O = Overview. Is magic seen as a good thing by the majority of your population or as a menace? What does magic contribute to your society? Can anyone learn it or is its use restricted? If the latter, how is it restricted and why do the magical beings accept those restrictions?

P = Portents. Is prediction of any kind used in your magical world? Who has the ability to come up with these? Does anyone control them so only portents which suit the rulers ever get issued?

Q = Quest. Name a magical world without one of these! But the quest must be a matter of vital importance and ideally have a range of characters, including some very unlikely heroes. (Hairy feet and having second breakfasts have been done – see The Lord of the RingsI).

R = Reading. Yes magical beings need to read (their spells for one thing and accurately at that). Is magical ability linked to the ability to read? You could use literacy or its lack to control who could use magic. It would be a good way to keep the main population under control. They can’t read. They can’t do magic. They have to do as they’re told. So what would happen if someone rebelled against that and learned to read when they are officially not allowed to do so?

S = Spells. Like characters, there are nice ones, nasty ones, downright evil ones. Are there antidotes to spells or, in the case of Sleeping Beauty, can spells be modified to limit damage?

T = Taming the Beast. See Beauty and the Beast for a great example of how this is done. The Beast, after all, is cowed by the witch who cursed him and later by Beauty. But how about the magical creatures in your world? Can they be tamed or their potential damage limited in any way? Who could do this? Are there benefits to the beast as well as to your other characters? (You could say certain creatures got to live rather than being hunted to extinction because of their more dangerous qualities).

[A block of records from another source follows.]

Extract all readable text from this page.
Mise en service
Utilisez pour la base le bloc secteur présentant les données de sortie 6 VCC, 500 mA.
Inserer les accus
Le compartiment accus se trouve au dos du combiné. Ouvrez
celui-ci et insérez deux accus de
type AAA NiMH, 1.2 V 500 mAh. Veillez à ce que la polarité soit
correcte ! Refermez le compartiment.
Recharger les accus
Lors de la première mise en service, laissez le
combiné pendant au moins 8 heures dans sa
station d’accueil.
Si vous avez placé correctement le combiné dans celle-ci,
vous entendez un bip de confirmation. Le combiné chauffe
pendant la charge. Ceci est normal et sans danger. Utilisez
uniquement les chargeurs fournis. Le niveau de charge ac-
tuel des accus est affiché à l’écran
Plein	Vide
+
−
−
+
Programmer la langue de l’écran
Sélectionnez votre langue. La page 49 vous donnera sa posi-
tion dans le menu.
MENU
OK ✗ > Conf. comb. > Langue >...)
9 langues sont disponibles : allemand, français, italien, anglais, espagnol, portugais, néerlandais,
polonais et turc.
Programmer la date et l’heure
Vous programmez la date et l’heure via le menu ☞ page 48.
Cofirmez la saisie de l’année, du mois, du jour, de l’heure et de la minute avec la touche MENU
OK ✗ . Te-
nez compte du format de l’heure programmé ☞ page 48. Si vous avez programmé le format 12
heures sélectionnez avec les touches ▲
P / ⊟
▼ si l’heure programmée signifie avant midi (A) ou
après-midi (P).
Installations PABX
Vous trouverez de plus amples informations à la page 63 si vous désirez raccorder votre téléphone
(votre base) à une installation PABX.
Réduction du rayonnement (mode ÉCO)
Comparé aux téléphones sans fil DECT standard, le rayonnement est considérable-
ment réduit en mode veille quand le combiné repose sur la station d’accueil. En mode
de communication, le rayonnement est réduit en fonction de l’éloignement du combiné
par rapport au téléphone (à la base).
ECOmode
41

U = Universe. Is your created world a solo one or is it linked to others in its immediate universe? If the latter, how well do the different worlds get on or is there a history of war?

V = Vilification. This is as easy as breathing for your villainous characters. They of course are going to want to “do down” the heroes. You start by vilifying them (and the parallels with our own world here are not coincidental. I wish they were but that’s another matter).

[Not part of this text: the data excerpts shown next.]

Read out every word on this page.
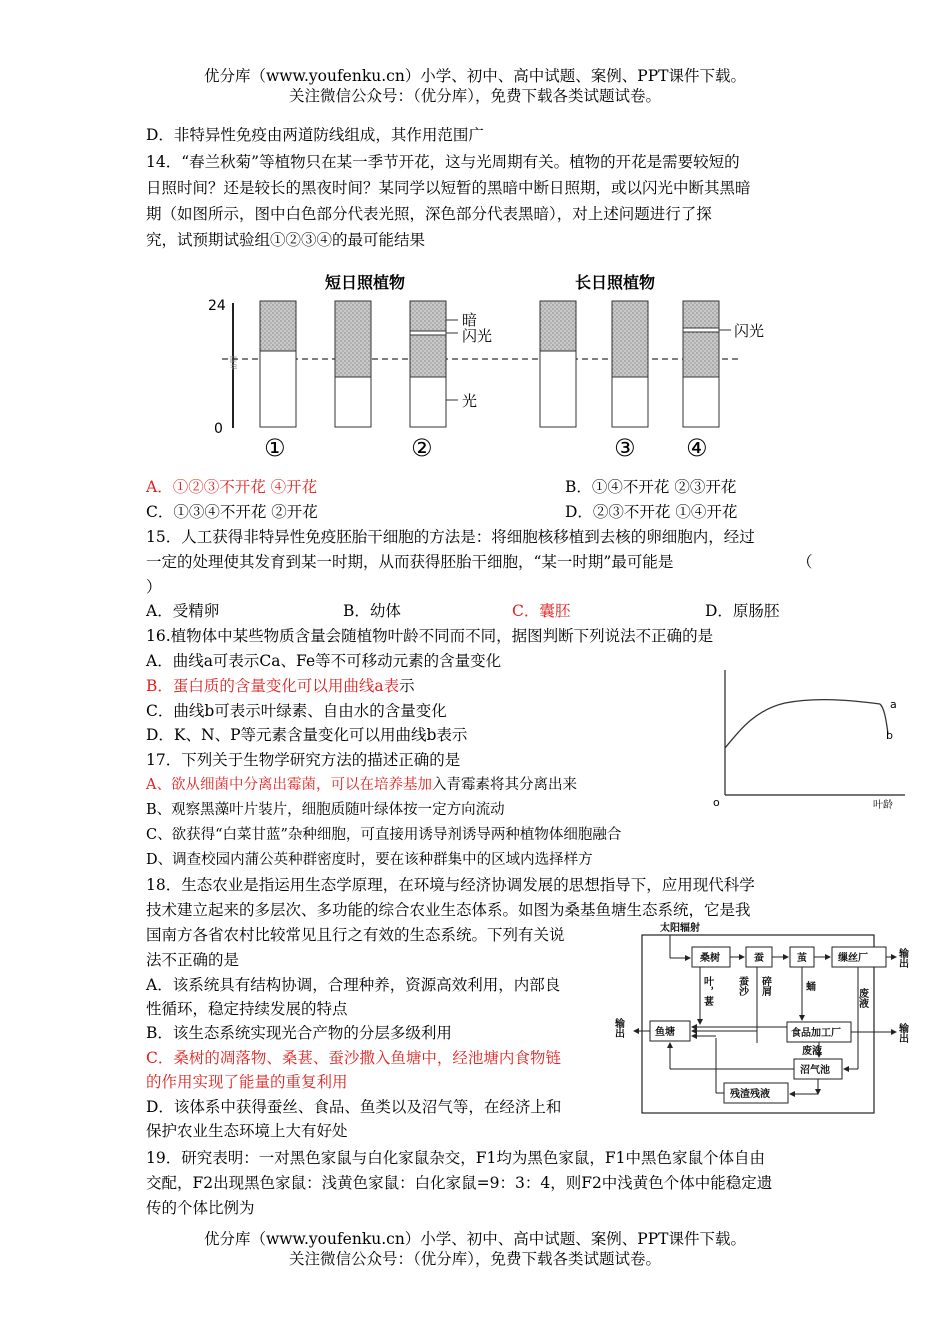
优分库（www.youfenku.cn）小学、初中、高中试题、案例、PPT课件下载。
关注微信公众号：（优分库），免费下载各类试题试卷。
D．非特异性免疫由两道防线组成，其作用范围广
14．“春兰秋菊”等植物只在某一季节开花，这与光周期有关。植物的开花是需要较短的
日照时间？还是较长的黑夜时间？某同学以短暂的黑暗中断日照期，或以闪光中断其黑暗
期（如图所示，图中白色部分代表光照，深色部分代表黑暗），对上述问题进行了探
究，试预期试验组①②③④的最可能结果
短日照植物	长日照植物
24
0
臨界
暗
闪光
光
闪光
①	②	③ ④
A．①②③不开花 ④开花	B．①④不开花 ②③开花
C．①③④不开花 ②开花	D．②③不开花 ①④开花
15．人工获得非特异性免疫胚胎干细胞的方法是：将细胞核移植到去核的卵细胞内，经过
一定的处理使其发育到某一时期，从而获得胚胎干细胞，“某一时期”最可能是	（
）
A．受精卵	B．幼体	C．囊胚	D．原肠胚
16.植物体中某些物质含量会随植物叶龄不同而不同，据图判断下列说法不正确的是
A．曲线a可表示Ca、Fe等不可移动元素的含量变化
B．蛋白质的含量变化可以用曲线a表示
C．曲线b可表示叶绿素、自由水的含量变化
D．K、N、P等元素含量变化可以用曲线b表示
a
b
o	叶龄
17．下列关于生物学研究方法的描述正确的是
A、欲从细菌中分离出霉菌，可以在培养基加入青霉素将其分离出来
B、观察黑藻叶片装片，细胞质随叶绿体按一定方向流动
C、欲获得“白菜甘蓝”杂种细胞，可直接用诱导剂诱导两种植物体细胞融合
D、调查校园内蒲公英种群密度时，要在该种群集中的区域内选择样方
18．生态农业是指运用生态学原理，在环境与经济协调发展的思想指导下，应用现代科学
技术建立起来的多层次、多功能的综合农业生态体系。如图为桑基鱼塘生态系统，它是我
国南方各省农村比较常见且行之有效的生态系统。下列有关说
法不正确的是
A．该系统具有结构协调，合理种养，资源高效利用，内部良
性循环，稳定持续发展的特点
B．该生态系统实现光合产物的分层多级利用
C．桑树的凋落物、桑葚、蚕沙撒入鱼塘中，经池塘内食物链
的作用实现了能量的重复利用
D．该体系中获得蚕丝、食品、鱼类以及沼气等，在经济上和
保护农业生态环境上大有好处
太阳辐射
桑树	蚕	茧	缫丝厂	输出
叶，葚 蚕沙 碎屑	蛹
废液
鱼塘
输出	食品加工厂	输出
废液
沼气池
残渣残液
19．研究表明：一对黑色家鼠与白化家鼠杂交，F1均为黑色家鼠，F1中黑色家鼠个体自由
交配，F2出现黑色家鼠：浅黄色家鼠：白化家鼠=9：3：4，则F2中浅黄色个体中能稳定遗
传的个体比例为
优分库（www.youfenku.cn）小学、初中、高中试题、案例、PPT课件下载。
关注微信公众号：（优分库），免费下载各类试题试卷。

W = Witches and Wizards. Both will consider themselves to be superior to the others, usually because of gender too. How does that work out in your stories? And can they ever get along for the common good?

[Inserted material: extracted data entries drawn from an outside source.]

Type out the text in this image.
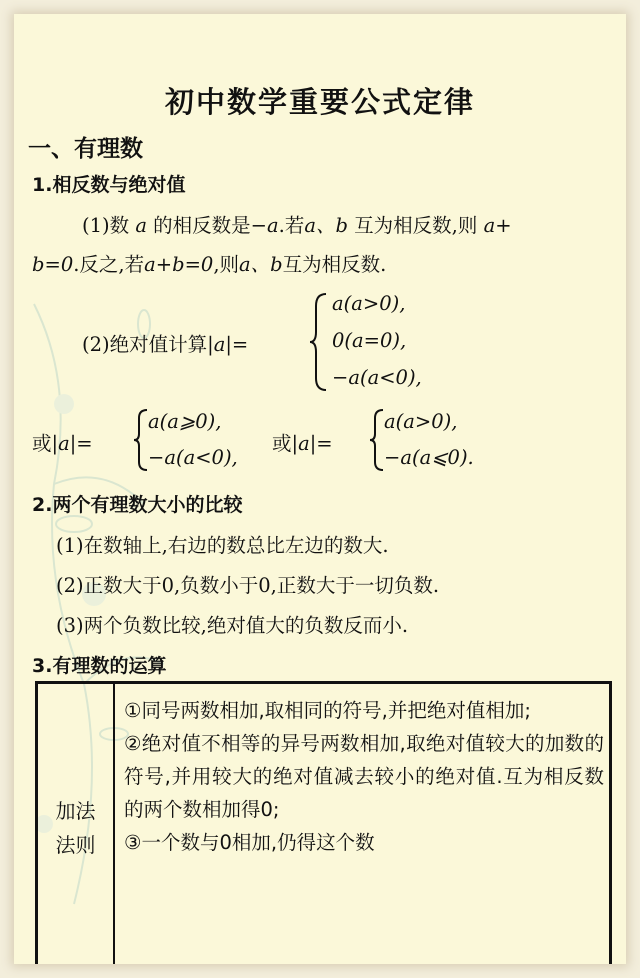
初中数学重要公式定律
一、有理数
1.相反数与绝对值
(1)数 a 的相反数是−a.若a、b 互为相反数,则 a+
b=0.反之,若a+b=0,则a、b互为相反数.
(2)绝对值计算|a|=
a(a>0),
0(a=0),
−a(a<0),
或|a|=
a(a⩾0),
−a(a<0),
或|a|=
a(a>0),
−a(a⩽0).
2.两个有理数大小的比较
(1)在数轴上,右边的数总比左边的数大.
(2)正数大于0,负数小于0,正数大于一切负数.
(3)两个负数比较,绝对值大的负数反而小.
3.有理数的运算
加法
法则
①同号两数相加,取相同的符号,并把绝对值相加;
②绝对值不相等的异号两数相加,取绝对值较大的加数的符号,并用较大的绝对值减去较小的绝对值.互为相反数的两个数相加得0;
③一个数与0相加,仍得这个数
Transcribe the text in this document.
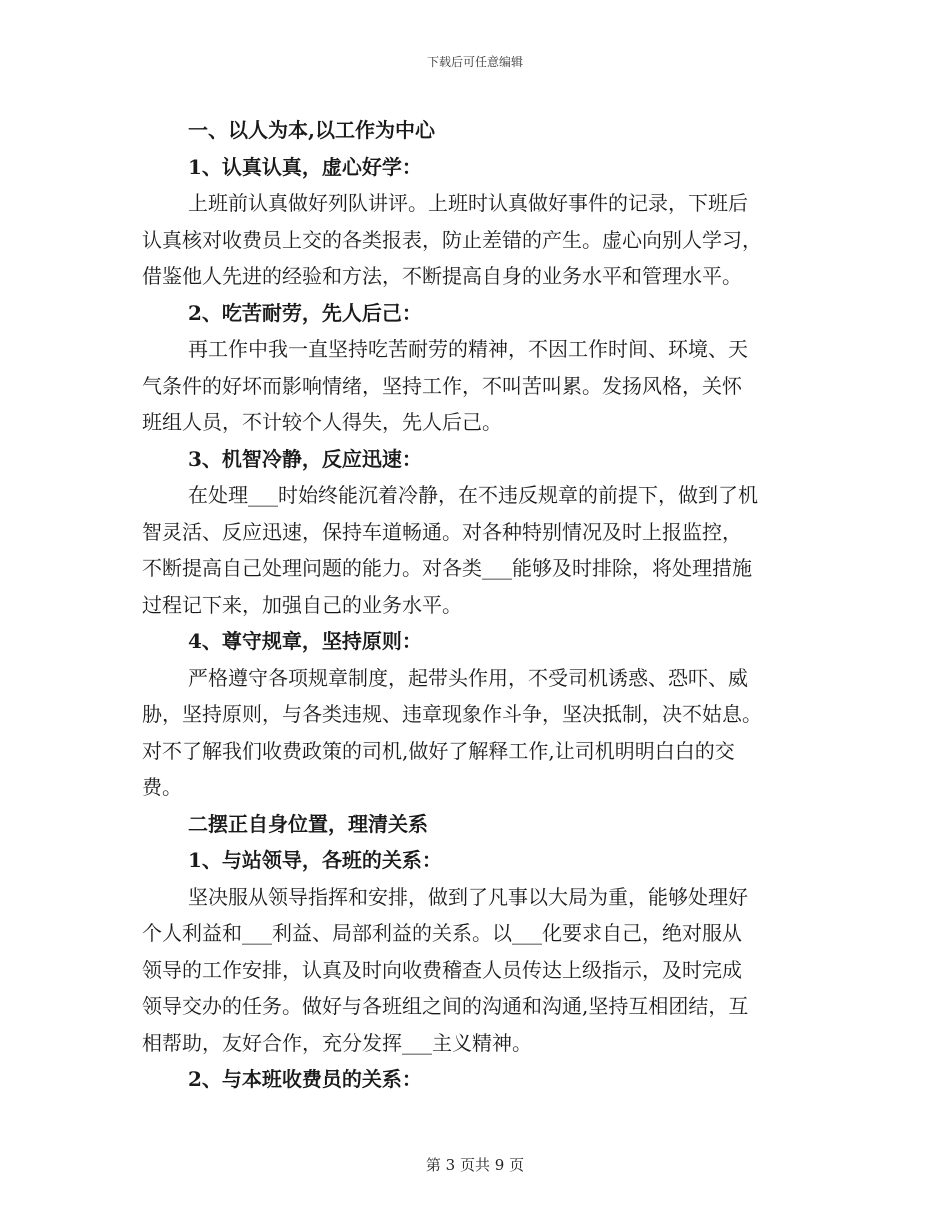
下载后可任意编辑
一、以人为本,以工作为中心
1、认真认真，虚心好学：
上班前认真做好列队讲评。上班时认真做好事件的记录，下班后
认真核对收费员上交的各类报表，防止差错的产生。虚心向别人学习，
借鉴他人先进的经验和方法，不断提高自身的业务水平和管理水平。
2、吃苦耐劳，先人后己：
再工作中我一直坚持吃苦耐劳的精神，不因工作时间、环境、天
气条件的好坏而影响情绪，坚持工作，不叫苦叫累。发扬风格，关怀
班组人员，不计较个人得失，先人后己。
3、机智冷静，反应迅速：
在处理___时始终能沉着冷静，在不违反规章的前提下，做到了机
智灵活、反应迅速，保持车道畅通。对各种特别情况及时上报监控，
不断提高自己处理问题的能力。对各类___能够及时排除，将处理措施
过程记下来，加强自己的业务水平。
4、尊守规章，坚持原则：
严格遵守各项规章制度，起带头作用，不受司机诱惑、恐吓、威
胁，坚持原则，与各类违规、违章现象作斗争，坚决抵制，决不姑息。
对不了解我们收费政策的司机,做好了解释工作,让司机明明白白的交
费。
二摆正自身位置，理清关系
1、与站领导，各班的关系：
坚决服从领导指挥和安排，做到了凡事以大局为重，能够处理好
个人利益和___利益、局部利益的关系。以___化要求自己，绝对服从
领导的工作安排，认真及时向收费稽查人员传达上级指示，及时完成
领导交办的任务。做好与各班组之间的沟通和沟通,坚持互相团结，互
相帮助，友好合作，充分发挥___主义精神。
2、与本班收费员的关系：
第 3 页共 9 页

X = Xeric. It is a word, honest and one I’ll remember for Scrabble the next time I play it. It means little moisture. So how does your magical world fare up when it comes to water supplies? Is it a green and pleasant land or prone to desert? That will directly affect how your characters live and drive their needs. Is magic used to conjure up water where supplies are short? What are the downsides to magical water as opposed to natural?

Y = Yummy. Is magical food and drink as delicious as it looks or does it hide something nasty? The visitor to the magical world would do well to avoid suspiciously red, shiny apples especially if being sold by an old woman with a basket.

Z = Zest. Be wary of young apprentices who show zest for using magic even though they are not fully trained. This takes us back nicely to The Sorcerer’s Apprentice again!